Setores vinculados a movimentos de defesa dos direitos das mulheres, eleitoras de inclinação progressista, jovens e mulheres com maior nível de instrução formal tendem a avaliar negativamente a sua atuação pública.
Os motivos frequentemente captados pelas pesquisas qualitativas apontam para uma forte rejeição à associação do seu nome com investigações passadas, além do distanciamento em relação a pautas focadas na igualdade de gênero no mercado de trabalho, na violência doméstica e nos direitos reprodutivos.
Além disso, o estilo de fazer política herdado do bolsonarismo, marcado por confrontos ideológicos acirrados e polarização intensa, é visto por uma parcela significativa das mulheres como um fator que gera instabilidade institucional, preferindo posturas mais mediadoras e focadas em soluções administrativas concretas.
O comportamento do eleitorado feminino diante de figuras como Lula e Flávio Bolsonaro ilustra com clareza a complexidade e a diversidade interna desse grupo.
Não existe um "voto feminino" homogêneo ou totalmente previsível no Brasil; em vez disso, observa-se uma fragmentação baseada em realidades de vida profundamente distintas.
Enquanto as demandas materiais básicas de subsistência, saúde e assistência social aproximam uma parcela significativa de mulheres das propostas representadas pelo governo de Lula, as preocupações com a segurança jurídica, a integridade de valores religiosos e a preservação das tradições familiares direcionam outro contingente substancial rumo a lideranças conservadoras representadas pela família Bolsonaro.
As estratégias de comunicação de ambas as correntes políticas buscam incessantemente dialogar com essas especificidades.

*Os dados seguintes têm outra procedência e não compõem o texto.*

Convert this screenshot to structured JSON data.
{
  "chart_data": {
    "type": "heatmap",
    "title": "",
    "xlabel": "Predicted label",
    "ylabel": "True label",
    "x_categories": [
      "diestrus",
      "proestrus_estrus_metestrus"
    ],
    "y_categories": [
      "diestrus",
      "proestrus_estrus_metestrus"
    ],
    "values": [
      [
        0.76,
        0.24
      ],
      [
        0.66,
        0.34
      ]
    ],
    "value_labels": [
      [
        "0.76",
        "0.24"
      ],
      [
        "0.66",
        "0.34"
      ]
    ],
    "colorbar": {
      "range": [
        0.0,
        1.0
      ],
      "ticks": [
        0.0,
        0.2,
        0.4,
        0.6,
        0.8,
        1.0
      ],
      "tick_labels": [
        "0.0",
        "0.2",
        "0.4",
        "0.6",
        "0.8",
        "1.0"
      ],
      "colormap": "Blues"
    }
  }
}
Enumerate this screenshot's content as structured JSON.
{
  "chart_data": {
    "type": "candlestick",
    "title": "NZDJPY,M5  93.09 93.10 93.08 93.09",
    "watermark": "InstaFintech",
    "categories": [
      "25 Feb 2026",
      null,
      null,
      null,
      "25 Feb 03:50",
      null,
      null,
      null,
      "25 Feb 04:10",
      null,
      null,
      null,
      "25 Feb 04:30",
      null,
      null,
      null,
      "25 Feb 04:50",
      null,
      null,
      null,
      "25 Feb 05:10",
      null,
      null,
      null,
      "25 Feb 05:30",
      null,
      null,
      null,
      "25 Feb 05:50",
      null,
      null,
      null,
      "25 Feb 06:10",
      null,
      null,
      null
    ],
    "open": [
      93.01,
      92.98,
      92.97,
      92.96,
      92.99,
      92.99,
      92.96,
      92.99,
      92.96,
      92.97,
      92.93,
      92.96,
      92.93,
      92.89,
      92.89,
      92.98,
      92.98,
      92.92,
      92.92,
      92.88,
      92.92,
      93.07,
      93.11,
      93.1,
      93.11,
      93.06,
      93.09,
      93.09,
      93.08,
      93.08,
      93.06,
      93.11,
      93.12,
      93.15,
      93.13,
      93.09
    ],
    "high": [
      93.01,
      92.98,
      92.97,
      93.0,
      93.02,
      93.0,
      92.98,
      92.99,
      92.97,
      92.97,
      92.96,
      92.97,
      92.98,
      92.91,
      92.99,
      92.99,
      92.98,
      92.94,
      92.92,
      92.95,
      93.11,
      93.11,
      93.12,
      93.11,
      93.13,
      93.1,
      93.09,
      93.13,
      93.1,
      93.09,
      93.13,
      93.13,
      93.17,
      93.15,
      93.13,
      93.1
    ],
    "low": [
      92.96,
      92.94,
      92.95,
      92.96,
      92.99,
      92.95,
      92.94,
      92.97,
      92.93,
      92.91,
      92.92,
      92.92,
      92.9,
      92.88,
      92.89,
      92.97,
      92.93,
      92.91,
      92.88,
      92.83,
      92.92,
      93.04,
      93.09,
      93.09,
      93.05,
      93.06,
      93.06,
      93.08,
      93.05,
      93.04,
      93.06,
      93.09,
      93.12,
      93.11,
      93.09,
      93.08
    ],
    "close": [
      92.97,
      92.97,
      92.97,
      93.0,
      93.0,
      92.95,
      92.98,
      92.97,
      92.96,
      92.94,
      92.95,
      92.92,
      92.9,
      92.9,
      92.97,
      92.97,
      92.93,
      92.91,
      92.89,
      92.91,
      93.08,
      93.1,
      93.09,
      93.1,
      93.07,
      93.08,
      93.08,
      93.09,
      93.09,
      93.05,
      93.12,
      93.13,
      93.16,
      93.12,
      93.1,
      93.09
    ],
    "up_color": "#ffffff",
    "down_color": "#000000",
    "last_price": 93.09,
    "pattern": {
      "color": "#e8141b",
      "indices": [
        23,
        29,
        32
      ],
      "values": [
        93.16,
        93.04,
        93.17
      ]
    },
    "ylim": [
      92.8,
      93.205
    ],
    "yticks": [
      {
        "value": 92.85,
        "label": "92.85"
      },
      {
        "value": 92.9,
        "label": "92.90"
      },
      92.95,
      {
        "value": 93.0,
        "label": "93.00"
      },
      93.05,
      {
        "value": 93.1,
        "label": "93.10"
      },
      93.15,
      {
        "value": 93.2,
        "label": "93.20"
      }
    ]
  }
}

O campo governista tenta expandir sua base feminina enfatizando programas de igualdade salarial, combate à violência contra a mulher e o fortalecimento do Sistema Único de Saúde (SUS), ciente de que as mulheres são as principais usuárias e gestoras desses serviços.
A oposição, por sua vez, foca em discursos que associam a esquerda ao enfraquecimento dos valores cristãos e à ineficiência econômica, buscando reter e ampliar o apoio das mulheres que enxergam no conservadorismo a melhor garantia de estabilidade social e econômica para o futuro do país.
Compreender o que as mulheres pensam a partir dos dados das pesquisas é fundamental para decifrar as tendências eleitorais de médio e longo prazo, uma vez que o público feminino tem demonstrado uma sensibilidade apurada para avaliar o impacto real das narrativas políticas em suas vidas diárias e na rotina de suas comunidades.